T-Mobile and Sprint announced a deal to merge their two companies Sunday, setting up another test of the Trump administration's approach to corporate mega-deals.
The agreement to combine the nation's third-and fourth-largest wireless carriers comes after several false starts over the years, including discussions last year that failed to produce a deal. If approved by federal regulators, the merged company would have about 127 million customers, making it competitive with market leaders Verizon and AT&T.
The deal is structured as an all-stock transaction, and T-Mobile CEO John Legere will stay on as chief executive of the newly formed entity, which will continue to be called T-Mobile.
It's unclear how the deal will fare at Trump's Justice Department and Federal Communications Commission. Under the Obama administration, top officials at both agencies expressed resistance to a merger of the two companies in 2014 due to competition concerns, because it would have eliminated one of the top four U.S. wireless carriers.

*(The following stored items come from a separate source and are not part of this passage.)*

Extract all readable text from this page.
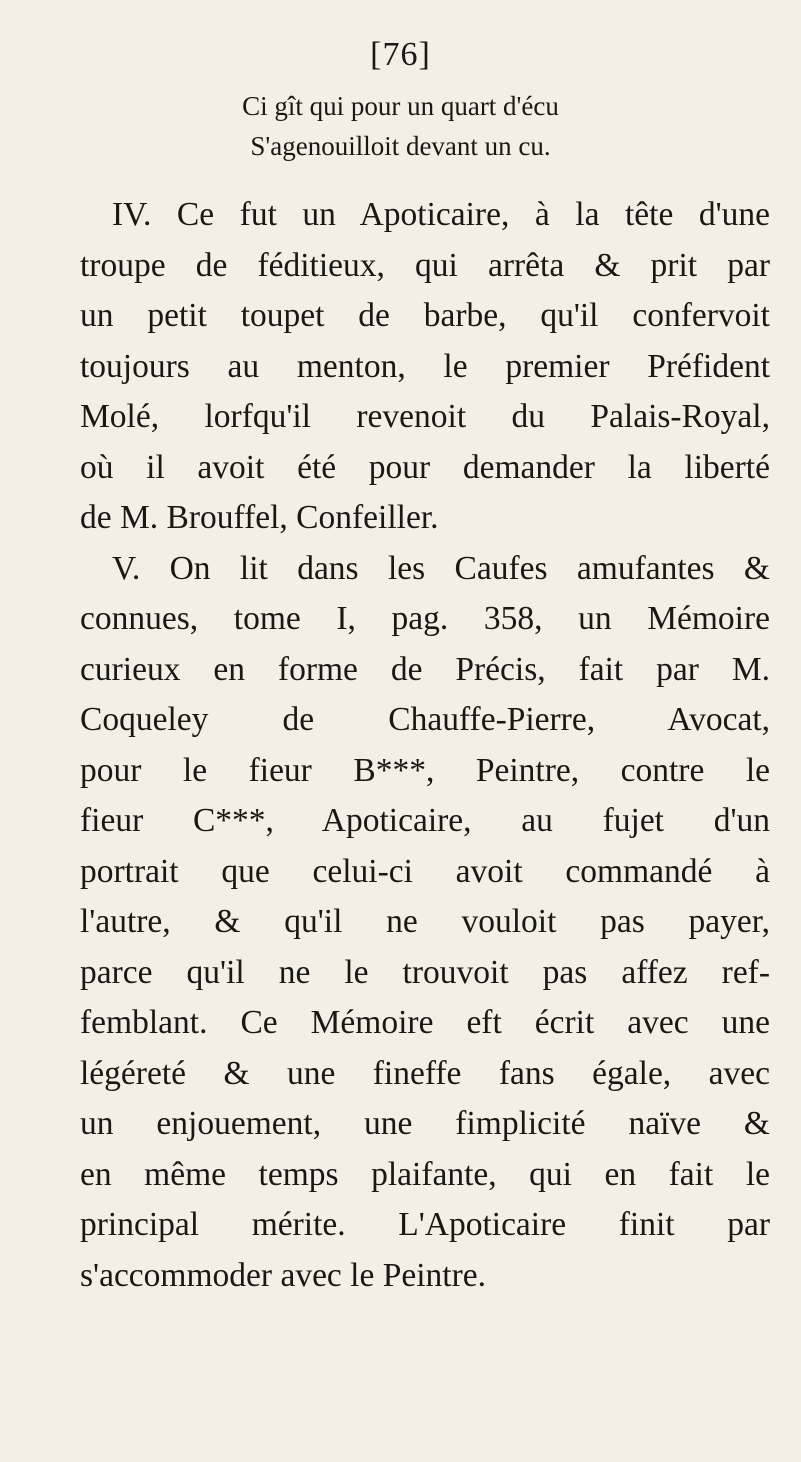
[76]
Ci gît qui pour un quart d'écu
S'agenouilloit devant un cu.

IV. Ce fut un Apoticaire, à la tête d'une
troupe de féditieux, qui arrêta & prit par
un petit toupet de barbe, qu'il confervoit
toujours au menton, le premier Préfident
Molé, lorfqu'il revenoit du Palais-Royal,
où il avoit été pour demander la liberté
de M. Brouffel, Confeiller.

V. On lit dans les Caufes amufantes &
connues, tome I, pag. 358, un Mémoire
curieux en forme de Précis, fait par M.
Coqueley de Chauffe-Pierre, Avocat,
pour le fieur B***, Peintre, contre le
fieur C***, Apoticaire, au fujet d'un
portrait que celui-ci avoit commandé à
l'autre, & qu'il ne vouloit pas payer,
parce qu'il ne le trouvoit pas affez ref-
femblant. Ce Mémoire eft écrit avec une
légéreté & une fineffe fans égale, avec
un enjouement, une fimplicité naïve &
en même temps plaifante, qui en fait le
principal mérite. L'Apoticaire finit par
s'accommoder avec le Peintre.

The DOJ under Trump's hand-picked antitrust chief, Makan Delrahim, has taken a hard line against another major telecom-media merger, suing to block AT&T's $85 billion deal for Time Warner. Closing arguments in that trial are due to take place Monday. Trump, striking a populist tone, has opposed that deal as concentrating too much power in one company, and his frequent bashing of Time Warner-owned CNN over its coverage has hung over the proceedings.
SoftBank CEO Masayoshi Son, whose company owns Sprint, has actively courted Trump since his election victory, pledging at a December 2016 meeting with the then-president-elect to invest $50 billion in the U.S. and create 50,000 new jobs. Trump took credit for the announcement, saying it never would have happened without his White House victory. SoftBank is based in Japan, while T-Mobile is controlled by Germany's Deutsche Telekom.

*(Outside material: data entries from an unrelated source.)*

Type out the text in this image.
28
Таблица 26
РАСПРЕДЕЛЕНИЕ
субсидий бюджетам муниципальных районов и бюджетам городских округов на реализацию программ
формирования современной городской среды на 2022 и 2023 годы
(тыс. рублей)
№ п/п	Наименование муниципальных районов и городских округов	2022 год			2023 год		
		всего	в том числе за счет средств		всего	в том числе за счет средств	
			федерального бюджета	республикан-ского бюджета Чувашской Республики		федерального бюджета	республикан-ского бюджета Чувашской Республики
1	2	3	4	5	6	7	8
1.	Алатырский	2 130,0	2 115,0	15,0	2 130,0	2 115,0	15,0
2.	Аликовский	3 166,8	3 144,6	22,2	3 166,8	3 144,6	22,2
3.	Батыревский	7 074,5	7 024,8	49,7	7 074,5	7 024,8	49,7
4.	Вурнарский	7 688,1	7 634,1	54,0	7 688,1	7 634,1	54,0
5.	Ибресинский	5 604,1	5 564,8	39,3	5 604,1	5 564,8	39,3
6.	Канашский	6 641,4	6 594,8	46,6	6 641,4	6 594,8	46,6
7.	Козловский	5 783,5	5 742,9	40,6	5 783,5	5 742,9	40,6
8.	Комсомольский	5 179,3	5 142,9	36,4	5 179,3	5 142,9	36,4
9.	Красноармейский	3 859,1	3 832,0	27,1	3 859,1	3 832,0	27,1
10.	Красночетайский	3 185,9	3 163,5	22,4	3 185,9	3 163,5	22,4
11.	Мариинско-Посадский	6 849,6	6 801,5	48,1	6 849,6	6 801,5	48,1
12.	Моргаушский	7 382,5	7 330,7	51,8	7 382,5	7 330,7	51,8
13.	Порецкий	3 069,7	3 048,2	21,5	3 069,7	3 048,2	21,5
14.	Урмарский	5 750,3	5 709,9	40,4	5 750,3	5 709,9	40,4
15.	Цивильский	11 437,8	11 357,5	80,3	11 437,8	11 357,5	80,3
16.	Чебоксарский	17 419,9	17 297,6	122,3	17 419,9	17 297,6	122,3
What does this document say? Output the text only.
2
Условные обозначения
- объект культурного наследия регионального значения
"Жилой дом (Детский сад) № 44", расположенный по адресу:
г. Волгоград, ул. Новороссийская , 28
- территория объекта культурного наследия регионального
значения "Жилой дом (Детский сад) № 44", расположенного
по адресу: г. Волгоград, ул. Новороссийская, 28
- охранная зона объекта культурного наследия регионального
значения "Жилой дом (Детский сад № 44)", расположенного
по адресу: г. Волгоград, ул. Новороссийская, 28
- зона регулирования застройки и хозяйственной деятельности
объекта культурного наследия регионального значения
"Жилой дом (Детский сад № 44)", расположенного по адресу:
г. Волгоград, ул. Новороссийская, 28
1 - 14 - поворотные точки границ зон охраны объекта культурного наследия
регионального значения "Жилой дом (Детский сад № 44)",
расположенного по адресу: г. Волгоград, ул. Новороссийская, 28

Trump-appointed FCC Chairman Ajit Pai has dropped hints that may be open to having less than four major wireless carriers. At an event in Washington last year, he said he doesn't know "in a vacuum, what the optimal market structure of any particular marketplace is — what the right number of competitors should be."
The FCC under Pai also declared the wireless market a competitive one last year, a regulatory designation that some said at the time could signal a new agency openness to industry consolidation.